Looks like it's worth it. The PVSCSI works great for emulation to get up and running, but performance is terrible compared to running in vmware...
With virtio:
BS=512 ReadWriteRatio=0 IODEPTH=4 RW= write: IOPS=90.8k, BW=44.4MiB/s (46.5MB/s)(26.0GiB/600002msec); 0 zone resets
BS=512 ReadWriteRatio=100 IODEPTH=4 RW= read: IOPS=106k, BW=51.9MiB/s (54.4MB/s)(30.4GiB/600002msec)
BS=16384 ReadWriteRatio=0 IODEPTH=4 RW= write: IOPS=66.3k, BW=1037MiB/s (1087MB/s)(607GiB/600001msec); 0 zone resets
BS=16384 ReadWriteRatio=100 IODEPTH=4 RW= read: IOPS=79.8k, BW=1246MiB/s (1307MB/s)(730GiB/600001msec)
BS=65536 ReadWriteRatio=0 IODEPTH=4 RW= write: IOPS=23.5k, BW=1471MiB/s (1543MB/s)(862GiB/600004msec); 0 zone resets
BS=65536 ReadWriteRatio=100 IODEPTH=4 RW= read: IOPS=35.4k, BW=2214MiB/s (2321MB/s)(1297GiB/600002msec)
BS=512 ReadWriteRatio=0 IODEPTH=32 RW= write: IOPS=94.6k, BW=46.2MiB/s (48.4MB/s)(27.1GiB/600004msec); 0 zone resets
BS=512 ReadWriteRatio=100 IODEPTH=32 RW= read: IOPS=107k, BW=52.3MiB/s (54.8MB/s)(30.6GiB/600004msec)
BS=16384 ReadWriteRatio=0 IODEPTH=32 RW= write: IOPS=67.2k, BW=1050MiB/s (1101MB/s)(615GiB/600004msec); 0 zone resets
BS=16384 ReadWriteRatio=100 IODEPTH=32 RW= read: IOPS=80.8k, BW=1262MiB/s (1323MB/s)(739GiB/600004msec)
BS=65536 ReadWriteRatio=0 IODEPTH=32 RW= write: IOPS=23.2k, BW=1447MiB/s (1517MB/s)(848GiB/600014msec); 0 zone resets
BS=65536 ReadWriteRatio=100 IODEPTH=32 RW= read: IOPS=36.9k, BW=2304MiB/s (2415MB/s)(1350GiB/600009msec)

With vmware driver:
BS=512 ReadWriteRatio=0 IODEPTH=4 RW= write: IOPS=19.0k, BW=9493KiB/s (9721kB/s)(5563MiB/600001msec); 0 zone resets
BS=512 ReadWriteRatio=100 IODEPTH=4 RW= read: IOPS=22.4k, BW=11.0MiB/s (11.5MB/s)(6573MiB/600001msec)
BS=16384 ReadWriteRatio=0 IODEPTH=4 RW= write: IOPS=17.5k, BW=274MiB/s (287MB/s)(160GiB/600003msec); 0 zone resets
BS=16384 ReadWriteRatio=100 IODEPTH=4 RW= read: IOPS=20.8k, BW=325MiB/s (341MB/s)(190GiB/600001msec)
BS=65536 ReadWriteRatio=0 IODEPTH=4 RW= write: IOPS=15.2k, BW=951MiB/s (997MB/s)(557GiB/600002msec); 0 zone resets
BS=65536 ReadWriteRatio=100 IODEPTH=4 RW= read: IOPS=17.8k, BW=1111MiB/s (1165MB/s)(651GiB/600001msec)
BS=512 ReadWriteRatio=0 IODEPTH=32 RW= write: IOPS=18.9k, BW=9452KiB/s (9679kB/s)(5538MiB/600002msec); 0 zone resets
BS=512 ReadWriteRatio=100 IODEPTH=32 RW= read: IOPS=22.6k, BW=11.1MiB/s (11.6MB/s)(6635MiB/600002msec)
BS=16384 ReadWriteRatio=0 IODEPTH=32 RW= write: IOPS=17.6k, BW=275MiB/s (289MB/s)(161GiB/600001msec); 0 zone resets
BS=16384 ReadWriteRatio=100 IODEPTH=32 RW= read: IOPS=20.9k, BW=327MiB/s (343MB/s)(192GiB/600003msec)
BS=65536 ReadWriteRatio=0 IODEPTH=32 RW= write: IOPS=15.8k, BW=989MiB/s (1037MB/s)(579GiB/600003msec); 0 zone resets
BS=65536 ReadWriteRatio=100 IODEPTH=32 RW= read: IOPS=19.2k, BW=1203MiB/s (1262MB/s)(705GiB/600003msec)

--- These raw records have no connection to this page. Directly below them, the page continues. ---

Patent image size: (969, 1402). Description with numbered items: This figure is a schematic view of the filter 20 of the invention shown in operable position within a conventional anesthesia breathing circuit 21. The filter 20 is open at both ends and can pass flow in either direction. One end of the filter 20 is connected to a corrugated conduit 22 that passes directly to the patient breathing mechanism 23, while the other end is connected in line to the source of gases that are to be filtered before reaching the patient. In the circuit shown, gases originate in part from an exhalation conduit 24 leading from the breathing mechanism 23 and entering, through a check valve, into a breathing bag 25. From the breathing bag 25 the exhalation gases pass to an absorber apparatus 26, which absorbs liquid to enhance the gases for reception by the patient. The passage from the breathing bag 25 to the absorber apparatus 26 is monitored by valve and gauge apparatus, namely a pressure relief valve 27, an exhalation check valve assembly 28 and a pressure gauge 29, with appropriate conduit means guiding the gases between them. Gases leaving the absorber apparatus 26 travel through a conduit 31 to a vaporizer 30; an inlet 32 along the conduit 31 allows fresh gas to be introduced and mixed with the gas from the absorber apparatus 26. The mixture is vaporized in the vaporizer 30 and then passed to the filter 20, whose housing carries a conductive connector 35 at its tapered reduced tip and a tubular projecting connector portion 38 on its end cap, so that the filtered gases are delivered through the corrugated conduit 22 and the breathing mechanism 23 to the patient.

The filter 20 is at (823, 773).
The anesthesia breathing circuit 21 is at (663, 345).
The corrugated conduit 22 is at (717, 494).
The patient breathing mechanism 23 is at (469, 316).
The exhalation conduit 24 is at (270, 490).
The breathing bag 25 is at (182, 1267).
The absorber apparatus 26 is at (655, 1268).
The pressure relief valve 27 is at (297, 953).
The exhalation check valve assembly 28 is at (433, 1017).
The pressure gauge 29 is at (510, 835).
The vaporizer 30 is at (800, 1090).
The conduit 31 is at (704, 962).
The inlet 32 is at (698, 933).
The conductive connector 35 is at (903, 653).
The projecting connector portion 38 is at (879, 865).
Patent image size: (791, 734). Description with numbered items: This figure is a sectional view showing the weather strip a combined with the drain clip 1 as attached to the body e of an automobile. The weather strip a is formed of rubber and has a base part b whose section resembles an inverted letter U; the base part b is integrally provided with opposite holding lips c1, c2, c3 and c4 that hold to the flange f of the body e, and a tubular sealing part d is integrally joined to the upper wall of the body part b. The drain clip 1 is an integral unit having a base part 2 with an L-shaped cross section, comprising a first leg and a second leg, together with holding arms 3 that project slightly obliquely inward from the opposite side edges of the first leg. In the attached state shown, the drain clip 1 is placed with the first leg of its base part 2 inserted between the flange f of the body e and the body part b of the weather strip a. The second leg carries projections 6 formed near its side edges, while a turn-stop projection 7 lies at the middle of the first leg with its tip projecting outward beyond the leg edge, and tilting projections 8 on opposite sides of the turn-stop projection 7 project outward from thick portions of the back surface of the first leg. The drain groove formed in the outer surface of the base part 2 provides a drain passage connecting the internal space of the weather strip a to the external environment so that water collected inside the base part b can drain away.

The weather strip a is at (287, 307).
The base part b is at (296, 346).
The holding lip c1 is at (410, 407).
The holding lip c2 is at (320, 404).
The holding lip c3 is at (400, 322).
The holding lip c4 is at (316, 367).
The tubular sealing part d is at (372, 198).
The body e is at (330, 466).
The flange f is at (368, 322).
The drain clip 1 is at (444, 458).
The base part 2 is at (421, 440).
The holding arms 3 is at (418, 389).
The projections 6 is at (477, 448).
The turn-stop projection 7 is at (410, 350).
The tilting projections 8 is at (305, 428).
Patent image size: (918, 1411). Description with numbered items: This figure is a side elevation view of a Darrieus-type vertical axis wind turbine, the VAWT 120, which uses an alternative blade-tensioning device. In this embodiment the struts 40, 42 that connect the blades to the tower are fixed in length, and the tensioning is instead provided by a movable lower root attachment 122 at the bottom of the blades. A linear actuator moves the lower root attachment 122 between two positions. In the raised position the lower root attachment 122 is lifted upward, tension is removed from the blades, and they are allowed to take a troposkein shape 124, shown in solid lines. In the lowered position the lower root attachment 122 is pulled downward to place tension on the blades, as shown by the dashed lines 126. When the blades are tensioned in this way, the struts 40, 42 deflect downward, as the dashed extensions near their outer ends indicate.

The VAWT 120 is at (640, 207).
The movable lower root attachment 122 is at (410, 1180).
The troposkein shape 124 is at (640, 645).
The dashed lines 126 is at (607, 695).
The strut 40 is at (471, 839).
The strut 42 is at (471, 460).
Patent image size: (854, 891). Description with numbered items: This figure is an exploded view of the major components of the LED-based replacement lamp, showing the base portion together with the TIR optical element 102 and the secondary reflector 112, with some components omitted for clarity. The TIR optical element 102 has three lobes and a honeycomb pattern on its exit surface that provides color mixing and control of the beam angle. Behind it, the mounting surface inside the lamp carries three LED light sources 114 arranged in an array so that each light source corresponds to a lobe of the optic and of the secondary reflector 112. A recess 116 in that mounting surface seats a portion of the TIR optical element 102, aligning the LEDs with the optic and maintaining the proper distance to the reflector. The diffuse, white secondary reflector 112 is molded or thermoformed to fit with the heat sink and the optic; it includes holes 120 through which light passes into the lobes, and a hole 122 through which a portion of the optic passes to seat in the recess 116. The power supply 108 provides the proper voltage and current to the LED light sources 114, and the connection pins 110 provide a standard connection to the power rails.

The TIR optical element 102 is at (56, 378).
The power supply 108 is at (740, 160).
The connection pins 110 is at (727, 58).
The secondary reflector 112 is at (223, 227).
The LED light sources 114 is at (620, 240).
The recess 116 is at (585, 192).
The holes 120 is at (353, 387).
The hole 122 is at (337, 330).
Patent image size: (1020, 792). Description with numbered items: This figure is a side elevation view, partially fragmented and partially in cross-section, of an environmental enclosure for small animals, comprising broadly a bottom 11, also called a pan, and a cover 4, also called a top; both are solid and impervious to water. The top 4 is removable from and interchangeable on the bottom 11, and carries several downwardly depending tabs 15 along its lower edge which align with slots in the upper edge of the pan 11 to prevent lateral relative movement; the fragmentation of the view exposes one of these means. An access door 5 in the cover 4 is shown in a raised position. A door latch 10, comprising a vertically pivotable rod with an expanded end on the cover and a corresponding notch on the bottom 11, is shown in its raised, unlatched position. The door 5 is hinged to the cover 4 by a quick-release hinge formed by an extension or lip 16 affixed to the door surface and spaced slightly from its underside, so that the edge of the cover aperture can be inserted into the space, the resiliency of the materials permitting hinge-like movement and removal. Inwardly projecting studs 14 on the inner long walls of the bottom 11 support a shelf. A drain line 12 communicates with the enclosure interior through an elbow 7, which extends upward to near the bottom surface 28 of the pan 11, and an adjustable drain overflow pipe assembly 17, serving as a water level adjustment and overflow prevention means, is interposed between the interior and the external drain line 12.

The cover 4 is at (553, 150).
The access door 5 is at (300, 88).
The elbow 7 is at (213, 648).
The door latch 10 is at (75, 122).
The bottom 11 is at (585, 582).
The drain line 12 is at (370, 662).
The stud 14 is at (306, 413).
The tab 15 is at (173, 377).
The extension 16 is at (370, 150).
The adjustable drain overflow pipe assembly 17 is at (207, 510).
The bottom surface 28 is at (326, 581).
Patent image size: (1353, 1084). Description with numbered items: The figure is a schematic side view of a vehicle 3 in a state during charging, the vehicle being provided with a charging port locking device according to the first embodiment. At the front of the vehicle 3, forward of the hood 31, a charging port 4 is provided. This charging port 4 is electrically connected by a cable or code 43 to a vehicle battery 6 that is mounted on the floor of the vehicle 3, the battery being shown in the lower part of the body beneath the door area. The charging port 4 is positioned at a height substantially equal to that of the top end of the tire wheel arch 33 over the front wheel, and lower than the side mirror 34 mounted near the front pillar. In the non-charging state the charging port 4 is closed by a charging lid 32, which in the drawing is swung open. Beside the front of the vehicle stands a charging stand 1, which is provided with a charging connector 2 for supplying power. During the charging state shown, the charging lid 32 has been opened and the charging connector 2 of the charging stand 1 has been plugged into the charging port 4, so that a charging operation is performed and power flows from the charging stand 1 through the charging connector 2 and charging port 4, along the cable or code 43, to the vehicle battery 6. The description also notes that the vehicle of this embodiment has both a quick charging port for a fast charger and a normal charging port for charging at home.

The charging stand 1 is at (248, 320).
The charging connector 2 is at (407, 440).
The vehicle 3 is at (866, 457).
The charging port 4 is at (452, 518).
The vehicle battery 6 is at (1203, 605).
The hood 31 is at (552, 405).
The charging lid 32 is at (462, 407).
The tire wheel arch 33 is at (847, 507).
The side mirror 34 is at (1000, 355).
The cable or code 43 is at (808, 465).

I think it's worth it if there is at least moderate level of disk activity...
The above tests were on an R730 recently obtained for home lab from ebay and a old Intel NVME pcie card running in a LVM-thin.

I didn't bother monitoring cpu utilization during test as the IOPs are poor enough that it would likely be moot in most cases... (ie: want higher IOPs even if more cpu/iop).

I do get much better performance with vmware and the driver under vmware... so it's more an emulation of that hardware than the driver.